Camp-let ready to face the freezing winter weather once again
Trailer tent teams from no fewer than five different countries have signed up to take part in Camp-let’s Winter Challenge in Achensee in Austria. If you bring enough heaters with you, the Danish trailer tent is fine for a skiing holiday in the Alps.
There was an awful lot of head shaking last year when Camp-let accepted the challenge set by Tarup Campingcenter on Funen, Denmark, and embarked on a skiing holiday to Italy with a trailer tent on its tow bar. The trailer coped well with both the snow and the frost, so this time the South Jutland trailer tent factory has its sights set on the Austrian Alps.
“Our skiing holiday struck a responsive chord in several of the other countries where we sell Camp-let, and the retailers were enthusiastic. It was a pretty chilly experience, and I distinctly remember promising myself that it would be the first and last of its kind. But now we have been challenged to make another trip, and so there is no way round it,” says Camp-let’s 28-year-old director Hans Jørn Nissen.
Naturally, he will be pulling on his ski clothes and has talked his friend, Rasmus Bergholt, into making up the second half of the Danish team in the Camp-let Winter Challenge. They will be competing against similar teams from Germany, Luxembourg, Slovenia and Holland in these unofficial European championships for trailer tent nutcases. Holland is actually sending four participants as the Dutch Camp-let importer has chosen to send employees from the workshop as well as the sales team as a way of using the trip as a teambuilding exercise.
The trip will last from Wednesday 3 February to Sunday 7 February, and the destination is Achensee in the Austrian Alps.
“As I say, last year’s ski trip was a chilly experience with temperatures of minus 18°C outside. But we can draw on the lessons we learned from our experiences last year for this year’s trip: We will definitely be bringing a powerful percussion drill, so we can get the pegs into the frozen ground, and we’ll be leaving behind the latex mattresses which, in the summer, transform a Camp-let into a heavenly place to sleep. You see, Latex freezes at temperatures below minus 10 degrees, so you feel like you are sleeping on top of a door!” explains Nissen.
Each Camp-let team will be bringing a 2 kWh electric heating stove and two petroleum stoves of a similar size. This corresponds to what you would need to heat an entire single family house in Denmark.

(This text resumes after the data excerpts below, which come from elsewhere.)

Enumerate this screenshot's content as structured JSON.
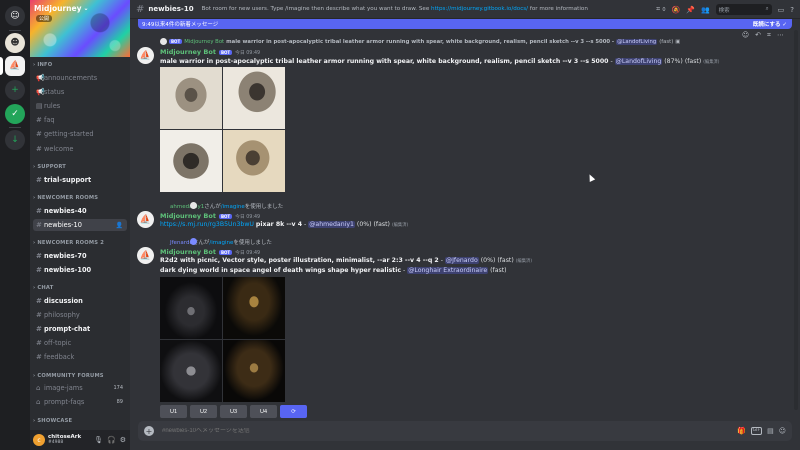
{
  "server": {
    "name": "Midjourney",
    "badge": "公開"
  },
  "categories": {
    "info": "INFO",
    "support": "SUPPORT",
    "newcomer1": "NEWCOMER ROOMS",
    "newcomer2": "NEWCOMER ROOMS 2",
    "chat": "CHAT",
    "forums": "COMMUNITY FORUMS",
    "showcase": "SHOWCASE"
  },
  "channels": {
    "announcements": "announcements",
    "status": "status",
    "rules": "rules",
    "faq": "faq",
    "getting_started": "getting-started",
    "welcome": "welcome",
    "trial_support": "trial-support",
    "newbies40": "newbies-40",
    "newbies10": "newbies-10",
    "newbies70": "newbies-70",
    "newbies100": "newbies-100",
    "discussion": "discussion",
    "philosophy": "philosophy",
    "prompt_chat": "prompt-chat",
    "off_topic": "off-topic",
    "feedback": "feedback",
    "image_jams": "image-jams",
    "image_jams_count": "174",
    "prompt_faqs": "prompt-faqs",
    "prompt_faqs_count": "89"
  },
  "user": {
    "name": "chitoseArk",
    "tag": "#4988",
    "initial": "c"
  },
  "topbar": {
    "channel": "newbies-10",
    "topic_prefix": "Bot room for new users. Type /imagine then describe what you want to draw. See ",
    "topic_link": "https://midjourney.gitbook.io/docs/",
    "topic_suffix": " for more information",
    "search_placeholder": "検索",
    "thread_count": "0"
  },
  "newbar": {
    "text": "9:49以来4件の新着メッセージ",
    "mark": "既読にする"
  },
  "messages": {
    "m1": {
      "reply_author": "Midjourney Bot",
      "reply_badge": "BOT",
      "reply_text": "male warrior in post-apocalyptic tribal leather armor running with spear, white background, realism, pencil sketch --v 3 --s 5000 -",
      "reply_mention": "@LandofLiving",
      "reply_status": "(fast)",
      "author": "Midjourney Bot",
      "badge": "BOT",
      "time": "今日 09:49",
      "prompt": "male warrior in post-apocalyptic tribal leather armor running with spear, white background, realism, pencil sketch --v 3 --s 5000",
      "dash": "-",
      "mention": "@LandofLiving",
      "status": "(87%) (fast)",
      "edited": "(編集済)"
    },
    "sys1": {
      "user": "ahmedaniy1",
      "action": "さんが",
      "command": "/imagine",
      "suffix": "を使用しました"
    },
    "m2": {
      "author": "Midjourney Bot",
      "badge": "BOT",
      "time": "今日 09:49",
      "link": "https://s.mj.run/rg3B5Un3bwU",
      "text": "pixar 8k --v 4",
      "dash": "-",
      "mention": "@ahmedaniy1",
      "status": "(0%) (fast)",
      "edited": "(編集済)"
    },
    "sys2": {
      "user": "Jfenardo",
      "action": "さんが",
      "command": "/imagine",
      "suffix": "を使用しました"
    },
    "m3": {
      "author": "Midjourney Bot",
      "badge": "BOT",
      "time": "今日 09:49",
      "prompt": "R2d2 with picnic, Vector style, poster illustration, minimalist, --ar 2:3 --v 4 --q 2",
      "dash": "-",
      "mention": "@Jfenardo",
      "status": "(0%) (fast)",
      "edited": "(編集済)"
    },
    "m4": {
      "prompt": "dark dying world in space angel of death wings shape hyper realistic",
      "dash": "-",
      "mention": "@Longhair Extraordinaire",
      "status": "(fast)"
    },
    "buttons": [
      "U1",
      "U2",
      "U3",
      "U4"
    ],
    "reroll_icon": "refresh-icon"
  },
  "input": {
    "placeholder": "#newbies-10へメッセージを送信"
  },
  "colors": {
    "accent": "#5865f2",
    "bot_name": "#5ec27a",
    "link": "#00a8fc"
  }
}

“We had something similar last year, but it wasn’t much use. The power outlets at the campsite we were staying at were only 800 watt, and our gas heater didn’t work properly in the freezing conditions either. So now we’re going to give petroleum a go, and make sure that the campsite in Achensee is able to provide enough power for our electric stoves,” says Nissen.
A Camp-let is approved as a Tempo 100 vehicle in Germany, which means that it can be towed at 100 km/h, and last year they made short work of the German motorways. But only as far as Munich, where they hit a snowstorm and, from then on, the team could only drive at 40 km/h for long stretches.
“The Camp-let managed the trip no problem, and suffered no ill effects from “freezing its butt off” in minus 18 degrees. Like last year, we have borrowed a Kia Ceed from Kia Motors, but it is the new model, which drives even further to the litre, so, yet again, we can prove that Camp-let is an environmentally friendly type of holiday and way cheaper than towing a caravan,” explains Nissen.